# Using a CAT refiner? And who?



## Youngmogul (Jan 21, 2010)

OK... If anyone has read my introduction post, You know that I have about 125 CPU's that im going to experiment with as far as gold extraction goes... But another thing that im interested in is CATs... If I was to accumulate a large number of them, then gut the "combs", Are there places, refiners, that will refine them? If so, does anyone want to speak on the most reputable? I would have access to 1000's at a pretty good rate if it would be worth the time, and I was able to use other's expertise. Also, do refiners send back the refined nuggets, biscuits, flakes etc.... minus their fee's or do they only send you a check? I've never had any experience in refining. Sorry if I seem "noobish" lmao  

Dustin


----------



## Youngmogul (Jan 22, 2010)

I was readin up on the Cat topic here in the forum and see where someone was directed to sell the Cats on E-bay.. If they couldn't acquire 1000's to send to a refiner. How does a buyer (on ebay) know what type of Cats he is buying if they are in bulk... Say 10 at a time... And if someone was buying 10-20 at a time on e-bay, whats the market price per piece at the moment? I do have immediate access to a bunch of'em, just looking for the quickest way to turn em' in the short term.. Though long term I'd be more interested in a serious business model than E-bay.

Dustin


----------



## Anonymous (May 11, 2010)

I am curious about the first question as well. 

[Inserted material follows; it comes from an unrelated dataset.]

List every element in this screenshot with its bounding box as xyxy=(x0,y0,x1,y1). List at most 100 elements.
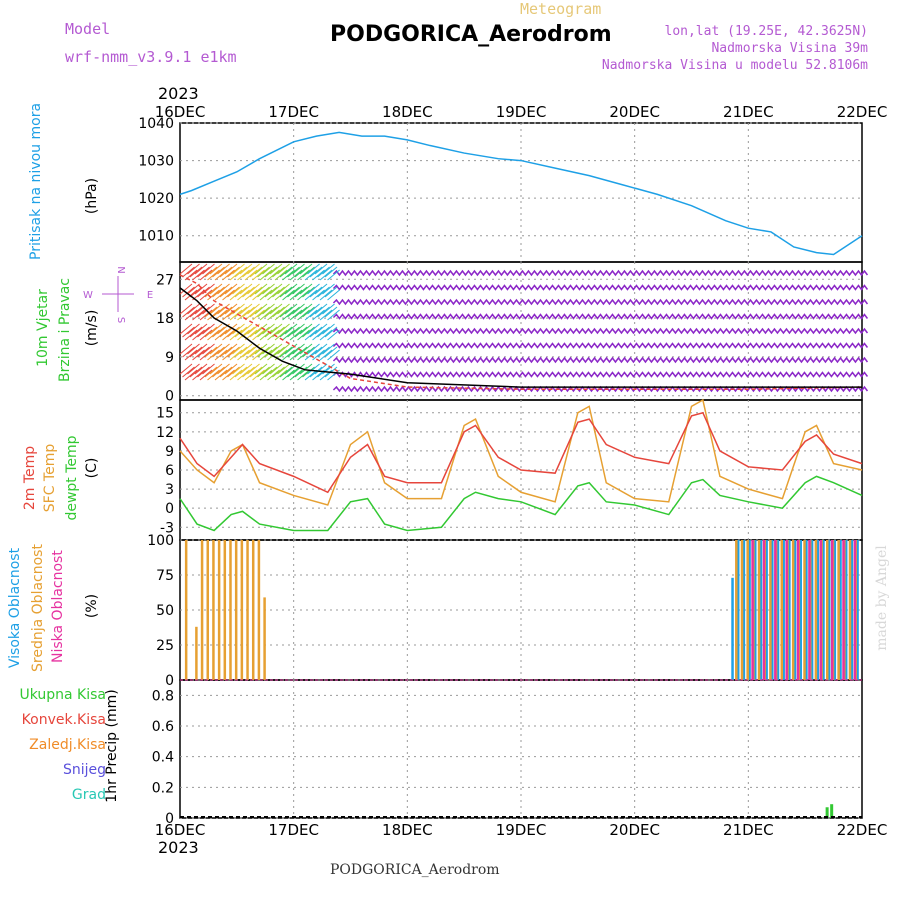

Are there any refiners that will process the crushed biscuit powder ? Is it worth it ?


----------



## Alex (May 24, 2010)

Are you gentlemen interested in European refinery?


----------



## Anonymous (May 24, 2010)

hey razz this is my 1st time on this site and to tell ya the truth im not a pc guy at all . i do demo derbys and just sold my cats to a guy . brought in 17 and got $700 and they wree all ford cats witch is ths bottom of the barrel cat besides aftermarket cats im thinking about getting into the refinary bizz if it is something a guy can do on a small scale just getting into the bissiness . im in north dakota . you ?


----------



## Anonymous (May 24, 2010)

hey alex outdooresman here can you tell me how to refine the metal out of cats and sell the metal to buyers . i really want to get into the scrap metal and refining business so ill need to know all the inn and outs of what to do and correct way to go about things . or if any one else out there can help . please add a comment


----------



## butcher (May 26, 2010)

Their is alot of information on catalytic converters written in the forum, there are also posts about decanning, refining the metals from them, clues as to what to expect in metals they may contain,some info on a few people who will buy, if the price is fair some here on the forum will buy, if you decide to refine do some studying on the process, lots of information here, ask question when you run into them.


----------



## Alex (May 26, 2010)

outdooresman33 said:


> hey alex outdooresman here can you tell me how to refine the metal out of cats and sell the metal to buyers . i really want to get into the scrap metal and refining business so ill need to know all the inn and outs of what to do and correct way to go about things . or if any one else out there can help . please add a comment



Hi, outdooresman!
Well, I suppose refining is the kind of subject that can't be just described in one or two sentences. 
People involved in it are learning for years. If you just started to think about this business, probably first thing you need to learn is everything about converter itself (kinds, metal content, then markets, competition and so on). During that time I'm sure you'll come up with more specific questions, which will be easier to answer.
However you can try to meet with large collector in your area and say that you can sell to him certain amount of converters. If you get lucky he can give you more info and probably even catalogue.
If you would be located in Europe then we'd arranged a meeting and figured out ways of collaboration.
Good luck.


----------



## butcher (May 26, 2010)

A good place to start is LaserSteves web site, Hokes book is a must read for refiners wanting to be successful, look through forum posts, Steve has a good DVD on the subject at a fair price, Lou has some great information also with some study a feller can be on the road to getting these metals out of the can, but with any thing education is the key, and we cannot just hand that to you in a package or a few posts, you must work for it, its kind of like panning for gold, it is a lot of work for that little bit of metal, but it is rewarding work, I find the education from refining as valuable as the metals I get.


----------